CD: Mogwai - KIN: Original Motion Picture Soundtrack | reviews, news & interviews
CD: Mogwai - KIN: Original Motion Picture Soundtrack
CD: Mogwai - KIN: Original Motion Picture Soundtrack
The Scottish post-rock group continues an impressive run of form
Following on from last year’s blistering blast of conviction, Every Country’s Sun, it’s tempting to view Mogwai’s latest offering – the soundtrack to a new sci-fi action drama from the producers of Stranger Things – as a continuation of this return to form. There are, however, a couple of problems with this view.
Firstly, it’s not strictly speaking a return to form. Mogwai are a band who have rarely, if ever, put a foot wrong in their 23-year career. From 95’s Mogwai Young Team onwards, their career has been defined by deft assurance in their compelling and singular vision. It’s hard to judge them against any standard but their own.
Secondly, although KIN fits neatly into the Mogwai canon, it also demands to be considered as a separate entity. While it’s not their first foray into soundtrack work, the band having already given us the score to 2006 documentary Zidane: A 21st Century Portrait and worked with Clint Mansell and Kronos Quartet on The Fountain the same year, this is a demonstrably bigger deal – this is Hollywood baby!
The mournful, elegiac “Donuts” and pop-not-pop closer “We’re Not Done (end credits)” have already seen the light of day and provide two very distinct counterpoints. However, viewed as part of a whole, they make perfect sense.
What falls in between is both emotionally involving and satisfyingly functional. Piano motifs – or at least a similarity of tonal colour – provide a neat thread, particularly through lush title track “KIN”, the sparse, poignant “Miscreants” and the album’s opener “Eli’s Theme”. This lends a strong sense of story to the collection and so, one assumes by extension, the film.

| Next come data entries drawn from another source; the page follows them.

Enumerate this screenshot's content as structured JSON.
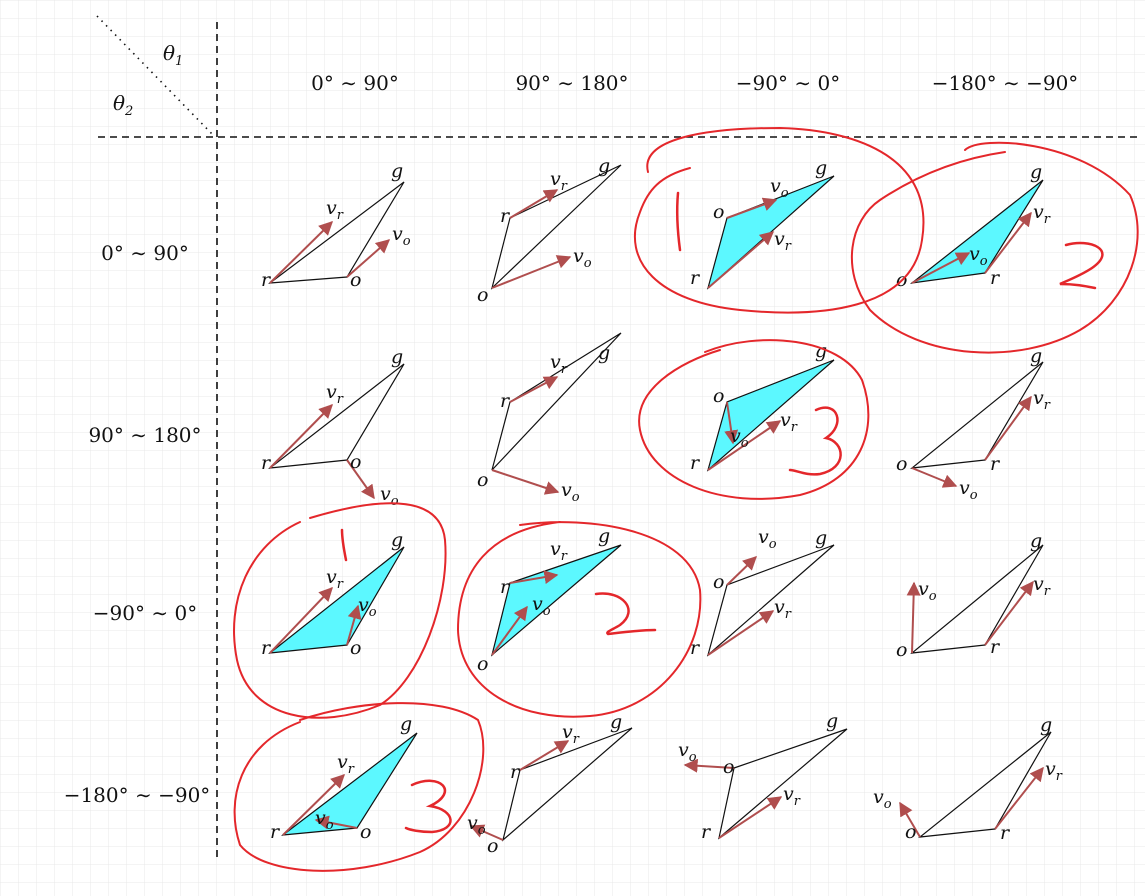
{
  "header": {
    "theta1": "θ",
    "theta1_sub": "1",
    "theta2": "θ",
    "theta2_sub": "2"
  },
  "columns": [
    "0° ∼ 90°",
    "90° ∼ 180°",
    "−90° ∼ 0°",
    "−180° ∼ −90°"
  ],
  "rows": [
    "0° ∼ 90°",
    "90° ∼ 180°",
    "−90° ∼ 0°",
    "−180° ∼ −90°"
  ],
  "point_labels": {
    "r": "r",
    "o": "o",
    "g": "g",
    "v": "v",
    "vr_sub": "r",
    "vo_sub": "o"
  },
  "handwritten_marks": [
    "1",
    "2",
    "3",
    "1",
    "2",
    "3"
  ],
  "colors": {
    "fill": "#5cf8ff",
    "arrow": "#b04e4e",
    "annotation": "#e4272b",
    "grid": "#e9e9e9",
    "line": "#111111"
  },
  "cells": [
    {
      "row": 0,
      "col": 0,
      "filled": false
    },
    {
      "row": 0,
      "col": 1,
      "filled": false
    },
    {
      "row": 0,
      "col": 2,
      "filled": true,
      "circled": true,
      "mark": "1"
    },
    {
      "row": 0,
      "col": 3,
      "filled": true,
      "circled": true,
      "mark": "2"
    },
    {
      "row": 1,
      "col": 0,
      "filled": false
    },
    {
      "row": 1,
      "col": 1,
      "filled": false
    },
    {
      "row": 1,
      "col": 2,
      "filled": true,
      "circled": true,
      "mark": "3"
    },
    {
      "row": 1,
      "col": 3,
      "filled": false
    },
    {
      "row": 2,
      "col": 0,
      "filled": true,
      "circled": true,
      "mark": "1"
    },
    {
      "row": 2,
      "col": 1,
      "filled": true,
      "circled": true,
      "mark": "2"
    },
    {
      "row": 2,
      "col": 2,
      "filled": false
    },
    {
      "row": 2,
      "col": 3,
      "filled": false
    },
    {
      "row": 3,
      "col": 0,
      "filled": true,
      "circled": true,
      "mark": "3"
    },
    {
      "row": 3,
      "col": 1,
      "filled": false
    },
    {
      "row": 3,
      "col": 2,
      "filled": false
    },
    {
      "row": 3,
      "col": 3,
      "filled": false
    }
  ]
}
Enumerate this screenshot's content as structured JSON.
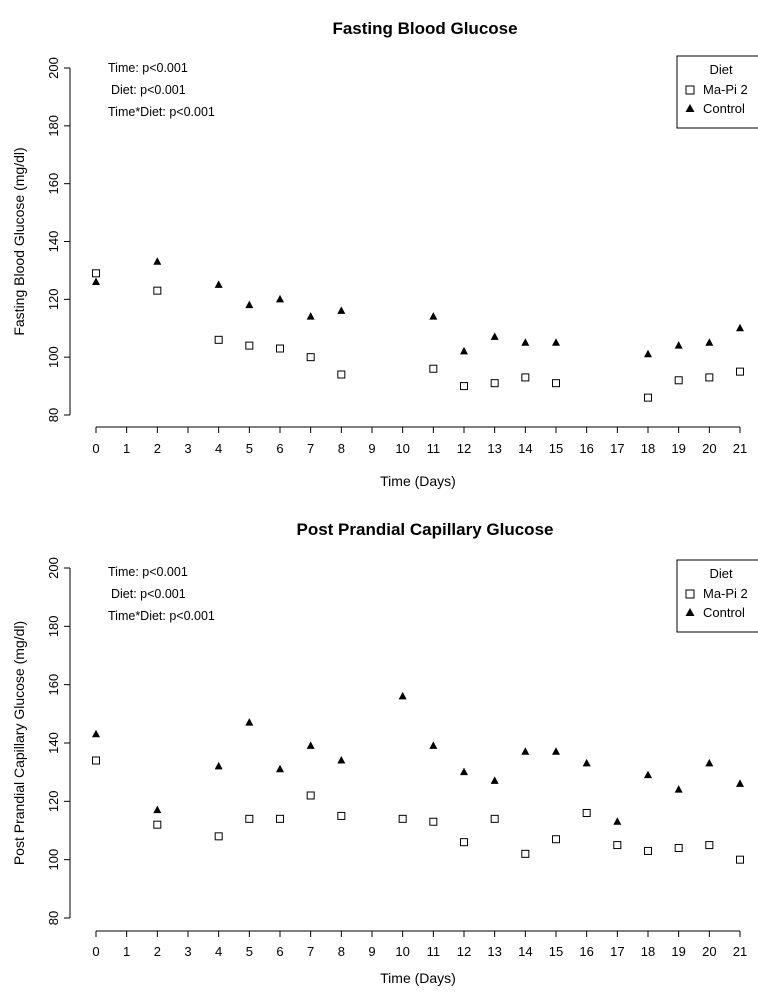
{
  "chart_data": [
    {
      "type": "scatter",
      "title": "Fasting Blood Glucose",
      "xlabel": "Time (Days)",
      "ylabel": "Fasting Blood Glucose (mg/dl)",
      "xlim": [
        0,
        21
      ],
      "ylim": [
        80,
        200
      ],
      "x_ticks": [
        0,
        1,
        2,
        3,
        4,
        5,
        6,
        7,
        8,
        9,
        10,
        11,
        12,
        13,
        14,
        15,
        16,
        17,
        18,
        19,
        20,
        21
      ],
      "y_ticks": [
        80,
        100,
        120,
        140,
        160,
        180,
        200
      ],
      "grid": false,
      "legend": {
        "title": "Diet",
        "position": "top-right"
      },
      "annotations": [
        "Time: p<0.001",
        "Diet: p<0.001",
        "Time*Diet: p<0.001"
      ],
      "series": [
        {
          "name": "Ma-Pi 2",
          "marker": "open-square",
          "color": "#000000",
          "x": [
            0,
            2,
            4,
            5,
            6,
            7,
            8,
            11,
            12,
            13,
            14,
            15,
            18,
            19,
            20,
            21
          ],
          "y": [
            129,
            123,
            106,
            104,
            103,
            100,
            94,
            96,
            90,
            91,
            93,
            91,
            86,
            92,
            93,
            95
          ]
        },
        {
          "name": "Control",
          "marker": "filled-triangle",
          "color": "#000000",
          "x": [
            0,
            2,
            4,
            5,
            6,
            7,
            8,
            11,
            12,
            13,
            14,
            15,
            18,
            19,
            20,
            21
          ],
          "y": [
            126,
            133,
            125,
            118,
            120,
            114,
            116,
            114,
            102,
            107,
            105,
            105,
            101,
            104,
            105,
            110
          ]
        }
      ]
    },
    {
      "type": "scatter",
      "title": "Post Prandial Capillary Glucose",
      "xlabel": "Time (Days)",
      "ylabel": "Post Prandial Capillary Glucose (mg/dl)",
      "xlim": [
        0,
        21
      ],
      "ylim": [
        80,
        200
      ],
      "x_ticks": [
        0,
        1,
        2,
        3,
        4,
        5,
        6,
        7,
        8,
        9,
        10,
        11,
        12,
        13,
        14,
        15,
        16,
        17,
        18,
        19,
        20,
        21
      ],
      "y_ticks": [
        80,
        100,
        120,
        140,
        160,
        180,
        200
      ],
      "grid": false,
      "legend": {
        "title": "Diet",
        "position": "top-right"
      },
      "annotations": [
        "Time: p<0.001",
        "Diet: p<0.001",
        "Time*Diet: p<0.001"
      ],
      "series": [
        {
          "name": "Ma-Pi 2",
          "marker": "open-square",
          "color": "#000000",
          "x": [
            0,
            2,
            4,
            5,
            6,
            7,
            8,
            10,
            11,
            12,
            13,
            14,
            15,
            16,
            17,
            18,
            19,
            20,
            21
          ],
          "y": [
            134,
            112,
            108,
            114,
            114,
            122,
            115,
            114,
            113,
            106,
            114,
            102,
            107,
            116,
            105,
            103,
            104,
            105,
            100
          ]
        },
        {
          "name": "Control",
          "marker": "filled-triangle",
          "color": "#000000",
          "x": [
            0,
            2,
            4,
            5,
            6,
            7,
            8,
            10,
            11,
            12,
            13,
            14,
            15,
            16,
            17,
            18,
            19,
            20,
            21
          ],
          "y": [
            143,
            117,
            132,
            147,
            131,
            139,
            134,
            156,
            139,
            130,
            127,
            137,
            137,
            133,
            113,
            129,
            124,
            133,
            126
          ]
        }
      ]
    }
  ]
}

The delicate, shimmering oscillations of “Scrap” wax and wane, before giving way to “Flee”. This propulsive beast of a song, a building swell of electronics, guitars, piano and drums contains an almost homeopathic hint of John Carpenter, or perhaps Moroder’s “Chase” after a fistful of Mogadon. Whichever, the sense of movement and drama is palpable.
It’s difficult to imagine a band better placed to drive narrative than Mogwai, whose ability to build tension with a bewildering breadth of emotional scope seems built into their very DNA. Like the best screenplays, Mogwai don’t tell, they show, and they do so with a visceral sense of drama – that is KIN’s greatest strength.